Topline:
La plupart des femmes vivant avec le VIH ont obtenu une réponse immunologique après 2 ans de thérapie antirétrovirale. Une charge virale de base du VIH plus élevée a augmenté les chances d’une réponse immunologique chez les femmes vivant avec le VIH, mais cette association a diminué parmi ceux qui ont acquis le VIH par la consommation de drogues intraveineuses.
MÉTHODOLOGIE:
- Les chercheurs ont mené une étude de cohorte basée sur un registre pour déterminer la prévalence et les facteurs associés à la réponse immunologique chez les femmes vivant avec le VIH en Suède.
- Ils ont analysé 841 femmes présentant une suppression virale (âge moyen, 37 ans; nombre de cellules T CD4 de base, <500 cellules / μL) diagnostiqués avec le VIH après 2000.

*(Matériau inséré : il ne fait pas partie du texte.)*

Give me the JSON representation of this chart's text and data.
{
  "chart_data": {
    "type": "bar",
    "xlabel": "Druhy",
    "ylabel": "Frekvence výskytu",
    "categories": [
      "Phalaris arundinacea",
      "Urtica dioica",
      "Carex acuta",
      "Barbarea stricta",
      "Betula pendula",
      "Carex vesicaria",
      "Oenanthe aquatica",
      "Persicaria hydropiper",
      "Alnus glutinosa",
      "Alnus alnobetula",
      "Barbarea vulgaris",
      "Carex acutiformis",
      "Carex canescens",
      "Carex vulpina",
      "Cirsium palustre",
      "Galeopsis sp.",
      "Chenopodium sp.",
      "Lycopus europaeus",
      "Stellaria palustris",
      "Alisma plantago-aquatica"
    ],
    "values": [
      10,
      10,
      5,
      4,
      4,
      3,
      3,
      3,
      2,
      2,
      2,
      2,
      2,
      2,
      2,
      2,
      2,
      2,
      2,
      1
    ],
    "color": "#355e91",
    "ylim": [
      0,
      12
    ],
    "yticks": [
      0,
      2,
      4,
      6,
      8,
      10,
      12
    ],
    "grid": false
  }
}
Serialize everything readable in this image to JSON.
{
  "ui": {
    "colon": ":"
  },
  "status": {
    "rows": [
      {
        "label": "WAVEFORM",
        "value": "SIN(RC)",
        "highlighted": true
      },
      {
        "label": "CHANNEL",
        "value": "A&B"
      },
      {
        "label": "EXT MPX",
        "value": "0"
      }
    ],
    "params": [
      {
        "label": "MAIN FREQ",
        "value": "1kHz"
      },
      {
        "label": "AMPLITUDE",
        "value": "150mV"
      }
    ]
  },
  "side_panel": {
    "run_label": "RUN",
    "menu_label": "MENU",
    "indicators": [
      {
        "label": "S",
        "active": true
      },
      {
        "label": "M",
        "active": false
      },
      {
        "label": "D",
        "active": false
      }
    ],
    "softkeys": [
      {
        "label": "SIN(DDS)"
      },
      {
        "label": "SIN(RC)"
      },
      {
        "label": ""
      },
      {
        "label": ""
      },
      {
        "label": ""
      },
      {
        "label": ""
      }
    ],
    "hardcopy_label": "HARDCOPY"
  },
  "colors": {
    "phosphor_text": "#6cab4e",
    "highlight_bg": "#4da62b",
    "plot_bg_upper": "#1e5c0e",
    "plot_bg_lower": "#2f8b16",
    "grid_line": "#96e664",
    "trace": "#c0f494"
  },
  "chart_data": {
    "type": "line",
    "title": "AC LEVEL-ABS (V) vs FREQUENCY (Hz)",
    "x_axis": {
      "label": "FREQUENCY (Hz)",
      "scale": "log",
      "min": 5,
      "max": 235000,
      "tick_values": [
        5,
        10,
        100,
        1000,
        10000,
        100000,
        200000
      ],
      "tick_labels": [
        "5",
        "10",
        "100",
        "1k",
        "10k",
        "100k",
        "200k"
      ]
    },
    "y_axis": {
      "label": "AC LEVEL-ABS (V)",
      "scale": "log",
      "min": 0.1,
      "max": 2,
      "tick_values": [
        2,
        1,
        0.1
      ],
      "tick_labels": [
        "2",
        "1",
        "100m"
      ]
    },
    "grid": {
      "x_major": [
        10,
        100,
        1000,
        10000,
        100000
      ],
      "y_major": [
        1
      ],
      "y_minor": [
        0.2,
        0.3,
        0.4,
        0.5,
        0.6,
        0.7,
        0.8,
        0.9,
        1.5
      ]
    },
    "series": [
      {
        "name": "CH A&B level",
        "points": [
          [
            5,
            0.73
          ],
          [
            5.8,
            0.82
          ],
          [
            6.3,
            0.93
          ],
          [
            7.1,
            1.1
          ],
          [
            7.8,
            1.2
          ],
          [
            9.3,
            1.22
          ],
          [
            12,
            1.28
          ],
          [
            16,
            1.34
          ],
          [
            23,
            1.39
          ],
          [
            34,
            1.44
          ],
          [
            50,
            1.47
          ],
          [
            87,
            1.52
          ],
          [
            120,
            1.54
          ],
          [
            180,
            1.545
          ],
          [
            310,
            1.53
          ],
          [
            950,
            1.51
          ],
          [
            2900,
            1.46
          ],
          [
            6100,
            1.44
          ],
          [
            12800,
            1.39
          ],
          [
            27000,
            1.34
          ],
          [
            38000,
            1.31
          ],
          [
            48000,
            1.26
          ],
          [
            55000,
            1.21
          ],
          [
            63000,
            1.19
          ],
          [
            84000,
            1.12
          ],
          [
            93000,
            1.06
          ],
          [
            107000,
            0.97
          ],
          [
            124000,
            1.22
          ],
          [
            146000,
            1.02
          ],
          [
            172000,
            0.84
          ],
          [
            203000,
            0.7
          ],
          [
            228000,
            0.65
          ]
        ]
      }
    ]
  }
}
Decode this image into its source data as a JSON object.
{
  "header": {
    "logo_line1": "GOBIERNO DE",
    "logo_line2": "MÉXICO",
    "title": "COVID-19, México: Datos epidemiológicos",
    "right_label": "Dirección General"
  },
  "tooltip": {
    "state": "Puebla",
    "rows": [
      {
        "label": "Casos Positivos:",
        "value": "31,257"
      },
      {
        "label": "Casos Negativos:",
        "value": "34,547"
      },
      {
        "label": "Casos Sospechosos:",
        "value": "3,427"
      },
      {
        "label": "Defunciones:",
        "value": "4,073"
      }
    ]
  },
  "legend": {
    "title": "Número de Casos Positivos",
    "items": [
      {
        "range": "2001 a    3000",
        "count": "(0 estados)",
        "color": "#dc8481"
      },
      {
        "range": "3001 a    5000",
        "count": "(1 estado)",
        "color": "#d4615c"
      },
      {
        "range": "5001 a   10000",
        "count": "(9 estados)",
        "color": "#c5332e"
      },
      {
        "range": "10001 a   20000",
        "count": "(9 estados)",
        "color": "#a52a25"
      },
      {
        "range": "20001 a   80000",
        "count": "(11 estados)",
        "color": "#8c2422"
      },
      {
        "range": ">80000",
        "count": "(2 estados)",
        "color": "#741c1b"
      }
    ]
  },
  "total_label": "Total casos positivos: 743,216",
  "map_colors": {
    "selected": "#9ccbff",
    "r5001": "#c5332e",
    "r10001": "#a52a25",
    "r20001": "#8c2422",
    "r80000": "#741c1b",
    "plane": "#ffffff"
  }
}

- Le résultat principal a été une réponse immunologique 2 ans après avoir initié un traitement antirétroviral chez ceux qui ont obtenu une suppression virale soutenue dans les 6 mois suivant l’initiation du traitement.
EMPORTER:
- Parmi les femmes étudiées, 90% (IC à 95%, 0,88-0,92) a obtenu une réponse immunologique après 2 ans de suivi.
- Le fait d’avoir une charge virale VIH de base ≥ 100 000 exemplaires / ml a augmenté la probabilité d’atteindre la réponse immunologique (rapport de cotes ajustée, 1,81; IC à 95%, 0,96-3,41), sauf chez les femmes qui ont acquis le VIH par la consommation de médicaments intraveineux.
- Aucune association significative n’a été trouvée entre la réponse immunologique et le nombre de CD4 de base, l’expérience de thérapie antirétrovirale ou l’âge.
EN PRATIQUE:
« Il soutient des études antérieures identifiant le niveau de la charge virale de base de l’ARN du VIH comme un facteur important et identifie l’impact variable potentiel que le mode d’acquisition du VIH peut avoir sur cette association », ont écrit les auteurs.
«Les études futures incorporant des facteurs supplémentaires spécifiques au sexe sont essentielles pour affiner notre compréhension et améliorer les stratégies de soins cliniques sur mesure», ont-ils ajouté.
SOURCE:
Cette étude a été dirigée par Josefin Nilsson, unité de maladies infectieuses et de dermatologie, Département de médecine, Huddinde, Karolinska Institutet, Stockholm, Suède. C’était Publié en ligne le 12 juin 2025, Médecine du VIH.
LIMITES:
Cette étude n’a inclus que les données des femmes diagnostiquées après 2000. La petite taille de l’échantillon a diminué la puissance du modèle, limitant ainsi le nombre de variables qui pourraient être incluses. De plus, l’étude ne comprenait pas d’informations sur les facteurs spécifiques aux femmes, tels que l’utilisation de traitements hormonaux, qui peuvent avoir influencé la réponse immunologique.
Divulgations:
Cette étude a été soutenue par une subvention de la Fondation suédoise des médecins contre le SIDA et une subvention de bourse nordique sans restriction de Gilead Sciences. Certains auteurs ont déclaré avoir reçu des frais de cours ou des frais de conseil consultatif de diverses sources, notamment les sciences GSK / VIIV et Gilead.
Cet article a été créé à l’aide de plusieurs outils éditoriaux, y compris l’IA, dans le cadre du processus. Les éditeurs humains ont examiné ce contenu avant la publication.